SVC, BCFGA Research and Development Orchard Ltd. and Investment Agriculture Foundation are providing three years of funding to study control of Apple Clearwing Moth in the Okanagan Valley. This study is conducted in partnership with Okanagan-Kootney Sterile Insect Release Program (SIR) whose mandate is to reduce the use of chemical pesticides.

Apple Clearwing Moth is a wood-boring insect that was first found in Cawston in 2005 and has continued spreading to new areas of the Similkameen and Okanagan Valleys. The insect is a serious problem in high-density apple orchards, making it a high priority pest for the development of control treatments that are cost-effective, innovative, and successful for area-wide pest management.

The project includes:

  • Testing of new control techniques in very low population areas
  • A proof of concept for area-wide mating disruption in moderate to high population areas
  • Population monitoring and mapping in 2016 and 2018

Remote Sensing

SVC and Investment Agriculture Foundation are funding a project to investigate remote sensing of tree fruit orchards using unmanned aerial vehicles (UAV).

The goal is to determine whether a UAV with remote sensing capabilities can provide quick and cost effective mapping of tree fruit orchards in the Okanagan Valley, and if those maps are useful for planning differential management practices that maximize fruit quality and yields especially for the most valuable tree fruit varieties.

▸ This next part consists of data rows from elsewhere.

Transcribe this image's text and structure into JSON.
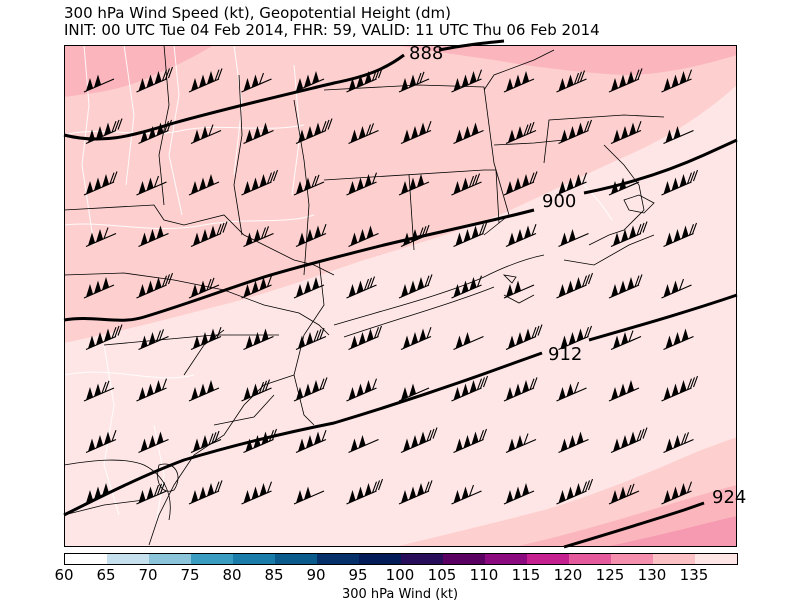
{
  "title": {
    "line1": "300 hPa Wind Speed (kt), Geopotential Height (dm)",
    "line2": "INIT: 00 UTC Tue 04 Feb 2014, FHR: 59, VALID: 11 UTC Thu 06 Feb 2014"
  },
  "colorbar": {
    "label": "300 hPa Wind (kt)",
    "ticks": [
      "60",
      "65",
      "70",
      "75",
      "80",
      "85",
      "90",
      "95",
      "100",
      "105",
      "110",
      "115",
      "120",
      "125",
      "130",
      "135"
    ],
    "colors": [
      "#ffffff",
      "#c7e0ee",
      "#8cc4d9",
      "#3b9cc2",
      "#1a7ca8",
      "#0b5a8c",
      "#06306a",
      "#041b5a",
      "#280d5a",
      "#5a0062",
      "#8c0a80",
      "#c4208f",
      "#e45a9c",
      "#f490ad",
      "#fbc1c4",
      "#ffe6e6"
    ]
  },
  "contour_labels": [
    "888",
    "900",
    "912",
    "924"
  ],
  "wind_shading": [
    {
      "speed_kt": 135,
      "color": "#ffe6e6"
    },
    {
      "speed_kt": 130,
      "color": "#fdd0cf"
    },
    {
      "speed_kt": 125,
      "color": "#fbb6bd"
    },
    {
      "speed_kt": 120,
      "color": "#f59ab0"
    }
  ],
  "map": {
    "boundary_color": "#000000",
    "contour_color": "#000000",
    "barb_color": "#000000"
  }
}
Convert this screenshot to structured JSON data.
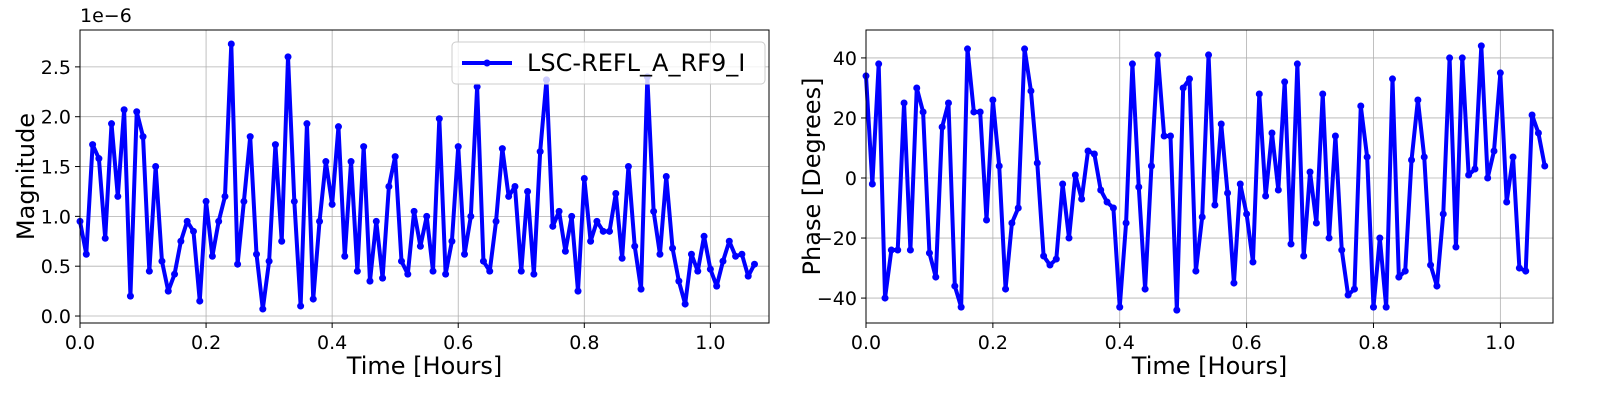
{
  "chart_data": [
    {
      "type": "line",
      "ylabel": "Magnitude",
      "xlabel": "Time [Hours]",
      "offset_text": "1e−6",
      "grid": true,
      "legend": "upper right",
      "x": [
        0,
        0.01,
        0.02,
        0.03,
        0.04,
        0.05,
        0.06,
        0.07,
        0.08,
        0.09,
        0.1,
        0.11,
        0.12,
        0.13,
        0.14,
        0.15,
        0.16,
        0.17,
        0.18,
        0.19,
        0.2,
        0.21,
        0.22,
        0.23,
        0.24,
        0.25,
        0.26,
        0.27,
        0.28,
        0.29,
        0.3,
        0.31,
        0.32,
        0.33,
        0.34,
        0.35,
        0.36,
        0.37,
        0.38,
        0.39,
        0.4,
        0.41,
        0.42,
        0.43,
        0.44,
        0.45,
        0.46,
        0.47,
        0.48,
        0.49,
        0.5,
        0.51,
        0.52,
        0.53,
        0.54,
        0.55,
        0.56,
        0.57,
        0.58,
        0.59,
        0.6,
        0.61,
        0.62,
        0.63,
        0.64,
        0.65,
        0.66,
        0.67,
        0.68,
        0.69,
        0.7,
        0.71,
        0.72,
        0.73,
        0.74,
        0.75,
        0.76,
        0.77,
        0.78,
        0.79,
        0.8,
        0.81,
        0.82,
        0.83,
        0.84,
        0.85,
        0.86,
        0.87,
        0.88,
        0.89,
        0.9,
        0.91,
        0.92,
        0.93,
        0.94,
        0.95,
        0.96,
        0.97,
        0.98,
        0.99,
        1.0,
        1.01,
        1.02,
        1.03,
        1.04,
        1.05,
        1.06,
        1.07
      ],
      "series": [
        {
          "name": "LSC-REFL_A_RF9_I",
          "color": "#0000ff",
          "values": [
            0.95,
            0.62,
            1.72,
            1.58,
            0.78,
            1.93,
            1.2,
            2.07,
            0.2,
            2.05,
            1.8,
            0.45,
            1.5,
            0.55,
            0.25,
            0.42,
            0.75,
            0.95,
            0.85,
            0.15,
            1.15,
            0.6,
            0.95,
            1.2,
            2.73,
            0.52,
            1.15,
            1.8,
            0.62,
            0.07,
            0.55,
            1.72,
            0.75,
            2.6,
            1.15,
            0.1,
            1.93,
            0.17,
            0.95,
            1.55,
            1.12,
            1.9,
            0.6,
            1.55,
            0.45,
            1.7,
            0.35,
            0.95,
            0.38,
            1.3,
            1.6,
            0.55,
            0.42,
            1.05,
            0.7,
            1.0,
            0.45,
            1.98,
            0.42,
            0.75,
            1.7,
            0.62,
            1.0,
            2.3,
            0.55,
            0.45,
            0.95,
            1.68,
            1.2,
            1.3,
            0.45,
            1.25,
            0.42,
            1.65,
            2.37,
            0.9,
            1.05,
            0.65,
            1.0,
            0.25,
            1.38,
            0.75,
            0.95,
            0.85,
            0.85,
            1.23,
            0.58,
            1.5,
            0.7,
            0.27,
            2.4,
            1.05,
            0.62,
            1.4,
            0.68,
            0.35,
            0.12,
            0.62,
            0.45,
            0.8,
            0.47,
            0.3,
            0.55,
            0.75,
            0.6,
            0.62,
            0.4,
            0.52
          ]
        }
      ],
      "xlim": [
        0,
        1.093
      ],
      "ylim": [
        -0.07,
        2.87
      ],
      "xticks": [
        {
          "value": 0,
          "label": "0.0"
        },
        0.2,
        0.4,
        0.6,
        0.8,
        {
          "value": 1,
          "label": "1.0"
        }
      ],
      "yticks": [
        {
          "value": 0,
          "label": "0.0"
        },
        0.5,
        {
          "value": 1,
          "label": "1.0"
        },
        1.5,
        {
          "value": 2,
          "label": "2.0"
        },
        2.5
      ]
    },
    {
      "type": "line",
      "ylabel": "Phase [Degrees]",
      "xlabel": "Time [Hours]",
      "grid": true,
      "x": [
        0,
        0.01,
        0.02,
        0.03,
        0.04,
        0.05,
        0.06,
        0.07,
        0.08,
        0.09,
        0.1,
        0.11,
        0.12,
        0.13,
        0.14,
        0.15,
        0.16,
        0.17,
        0.18,
        0.19,
        0.2,
        0.21,
        0.22,
        0.23,
        0.24,
        0.25,
        0.26,
        0.27,
        0.28,
        0.29,
        0.3,
        0.31,
        0.32,
        0.33,
        0.34,
        0.35,
        0.36,
        0.37,
        0.38,
        0.39,
        0.4,
        0.41,
        0.42,
        0.43,
        0.44,
        0.45,
        0.46,
        0.47,
        0.48,
        0.49,
        0.5,
        0.51,
        0.52,
        0.53,
        0.54,
        0.55,
        0.56,
        0.57,
        0.58,
        0.59,
        0.6,
        0.61,
        0.62,
        0.63,
        0.64,
        0.65,
        0.66,
        0.67,
        0.68,
        0.69,
        0.7,
        0.71,
        0.72,
        0.73,
        0.74,
        0.75,
        0.76,
        0.77,
        0.78,
        0.79,
        0.8,
        0.81,
        0.82,
        0.83,
        0.84,
        0.85,
        0.86,
        0.87,
        0.88,
        0.89,
        0.9,
        0.91,
        0.92,
        0.93,
        0.94,
        0.95,
        0.96,
        0.97,
        0.98,
        0.99,
        1.0,
        1.01,
        1.02,
        1.03,
        1.04,
        1.05,
        1.06,
        1.07
      ],
      "series": [
        {
          "color": "#0000ff",
          "values": [
            34,
            -2,
            38,
            -40,
            -24,
            -24,
            25,
            -24,
            30,
            22,
            -25,
            -33,
            17,
            25,
            -36,
            -43,
            43,
            22,
            22,
            -14,
            26,
            4,
            -37,
            -15,
            -10,
            43,
            29,
            5,
            -26,
            -29,
            -27,
            -2,
            -20,
            1,
            -7,
            9,
            8,
            -4,
            -8,
            -10,
            -43,
            -15,
            38,
            -3,
            -37,
            4,
            41,
            14,
            14,
            -44,
            30,
            33,
            -31,
            -13,
            41,
            -9,
            18,
            -5,
            -35,
            -2,
            -12,
            -28,
            28,
            -6,
            15,
            -4,
            32,
            -22,
            38,
            -26,
            2,
            -15,
            28,
            -20,
            14,
            -24,
            -39,
            -37,
            24,
            7,
            -43,
            -20,
            -43,
            33,
            -33,
            -31,
            6,
            26,
            7,
            -29,
            -36,
            -12,
            40,
            -23,
            40,
            1,
            3,
            44,
            0,
            9,
            35,
            -8,
            7,
            -30,
            -31,
            21,
            15,
            4
          ]
        }
      ],
      "xlim": [
        0,
        1.083
      ],
      "ylim": [
        -48.3,
        49.3
      ],
      "xticks": [
        {
          "value": 0,
          "label": "0.0"
        },
        0.2,
        0.4,
        0.6,
        0.8,
        {
          "value": 1,
          "label": "1.0"
        }
      ],
      "yticks": [
        {
          "value": -40,
          "label": "−40"
        },
        {
          "value": -20,
          "label": "−20"
        },
        0,
        20,
        40
      ]
    }
  ]
}
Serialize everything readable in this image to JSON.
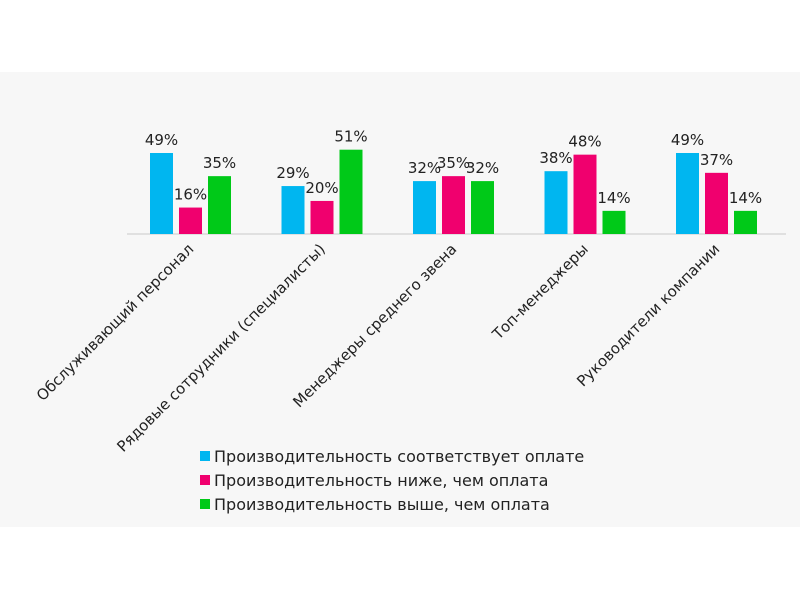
{
  "chart_data": {
    "type": "bar",
    "categories": [
      "Обслуживающий персонал",
      "Рядовые сотрудники (специалисты)",
      "Менеджеры среднего звена",
      "Топ-менеджеры",
      "Руководители компании"
    ],
    "series": [
      {
        "name": "Производительность соответствует оплате",
        "values": [
          49,
          29,
          32,
          38,
          49
        ],
        "labels": [
          "49%",
          "29%",
          "32%",
          "38%",
          "49%"
        ],
        "color": "#00b6f0"
      },
      {
        "name": "Производительность ниже, чем оплата",
        "values": [
          16,
          20,
          35,
          48,
          37
        ],
        "labels": [
          "16%",
          "20%",
          "35%",
          "48%",
          "37%"
        ],
        "color": "#f0006e"
      },
      {
        "name": "Производительность выше, чем оплата",
        "values": [
          35,
          51,
          32,
          14,
          14
        ],
        "labels": [
          "35%",
          "51%",
          "32%",
          "14%",
          "14%"
        ],
        "color": "#00c918"
      }
    ],
    "ylim": [
      0,
      55
    ],
    "legend_position": "bottom",
    "grid": false
  }
}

Dynamic Controlled Atmosphere Storage of Organic Ambrosia Apples

SVC and the Ambrosia Council are supporting research at Cawston Cold Storage investigating the use of dynamic controlled atmosphere (DCA) for long-term storage of organic Ambrosia apples.

DCA storage is a recent innovation for the long-term storage of apples, allowing for the gradual reduction of oxygen to ultra-low levels while preventing fruit stress and the build-up of off-flavours. Currently, organic Ambrosia apples can be stored for only a maximum of five months, but DCA may allow for up to eight months storage, an important innovation given the expected increase in organic Ambrosia production in the coming years.